Lire notre article: Passe vaccinal : après le psychodrame en CMP, des rapprochements « de bon augure » entre députés et sénateurs
A noter également que les Sages émettent « une réserve d’interprétation » : la vérification ne pourra se fonder que « sur des critères excluant toute discrimination de quelque nature que ce soit entre les personnes ».
« Les indicateurs sanitaires » pris en compte par le Conseil
Sur le fond de la décision, Philippe Bas se félicite de voir le Conseil constitutionnel valider la plupart des dispositions du projet de loi au nom du principe constitutionnel de santé publique. « Le principe d’égalité ne vaut que pour des personnes qui sont dans la même situation. Or, les personnes vaccinées et non vaccinées ne le sont pas. Cette décision conforte rétrospectivement le vote du Sénat, car elle justifie le recours au passe vaccinal en fonction des indicateurs sanitaires (taux de vaccination, taux de positivité des tests de dépistage, taux d’incidence taux de saturation des lits de réanimation NDLR). Cela veut dire que si la situation sanitaire s’améliore et que le gouvernement maintient le passe vaccinal. Un citoyen pourra s’appuyer sur cette décision pour saisir le Conseil d’Etat afin d’en demander sa suspension », explique-t-il.

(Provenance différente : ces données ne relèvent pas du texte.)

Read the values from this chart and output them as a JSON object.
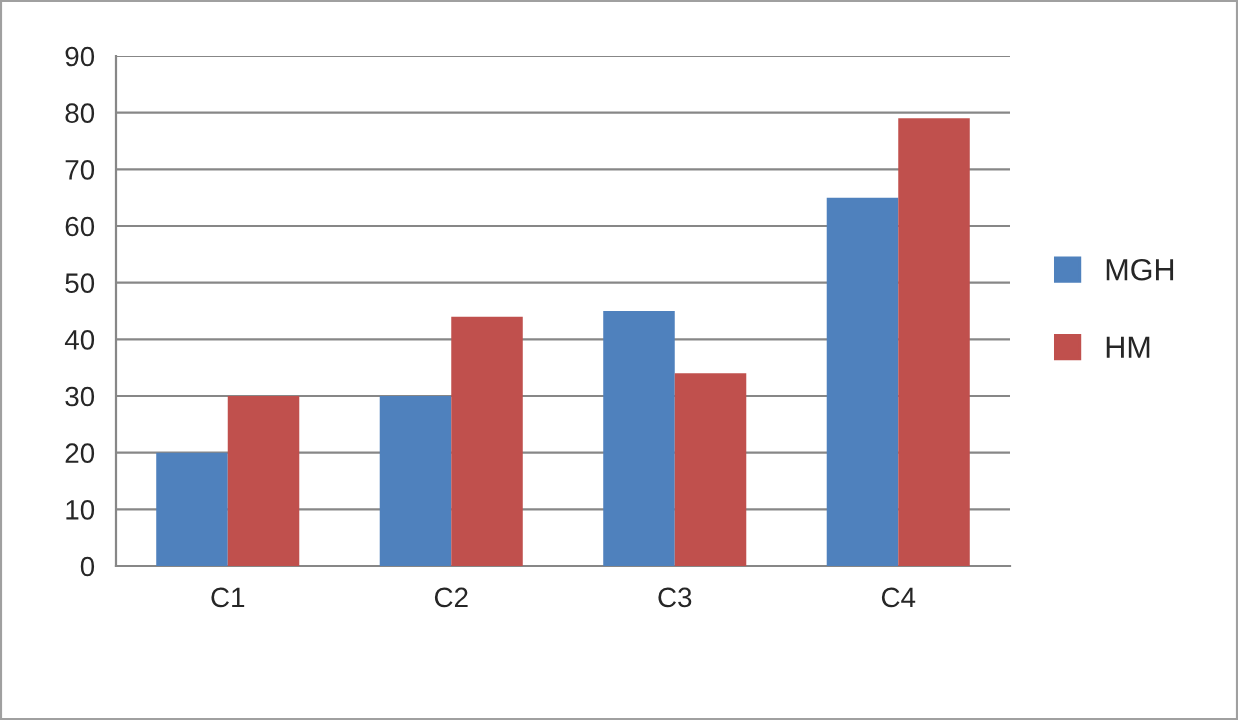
{
  "chart_data": {
    "type": "bar",
    "categories": [
      "C1",
      "C2",
      "C3",
      "C4"
    ],
    "series": [
      {
        "name": "MGH",
        "color": "#4f81bd",
        "values": [
          20,
          30,
          45,
          65
        ]
      },
      {
        "name": "HM",
        "color": "#c0504d",
        "values": [
          30,
          44,
          34,
          79
        ]
      }
    ],
    "ylim": [
      0,
      90
    ],
    "yticks": [
      0,
      10,
      20,
      30,
      40,
      50,
      60,
      70,
      80,
      90
    ],
    "grid": "y",
    "legend": "right"
  }
}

Dans sa version du texte, Le Sénat avait en effet mis en place un système de péremption du passe, en le limitant selon le niveau de l’épidémie.
Une commission d’enquête du Sénat, lancé cette semaine à l’initiative du groupe LR, aura d’ailleurs la charge d’examiner « l’adéquation du passe vaccinal à l’évolution de l’épidémie de covid-19 ».
Lire notre article: Passe vaccinal : le Sénat lance officiellement une commission d’enquête
Meeting politique : « Le Conseil a rappelé au Parlement la primauté des principes démocratiques »
Enfin, Le Conseil constitutionnel a censuré la possibilité pour les organisateurs de meetings politiques de demander un passe sanitaire aux participants. Les organisateurs pourront cependant prendre « toutes mesures de précaution sanitaire utiles, telles que la limitation du nombre de participants, la distribution de masques ou l’aération des salles ». Cette disposition était contestée par les députés et sénateurs auteurs de la saisine. « Le Conseil a rappelé au Parlement que la primauté des principes démocratiques. Le Parlement n’a pas suffisamment détaillé les conditions de recours au passe sanitaire », explique le rapporteur.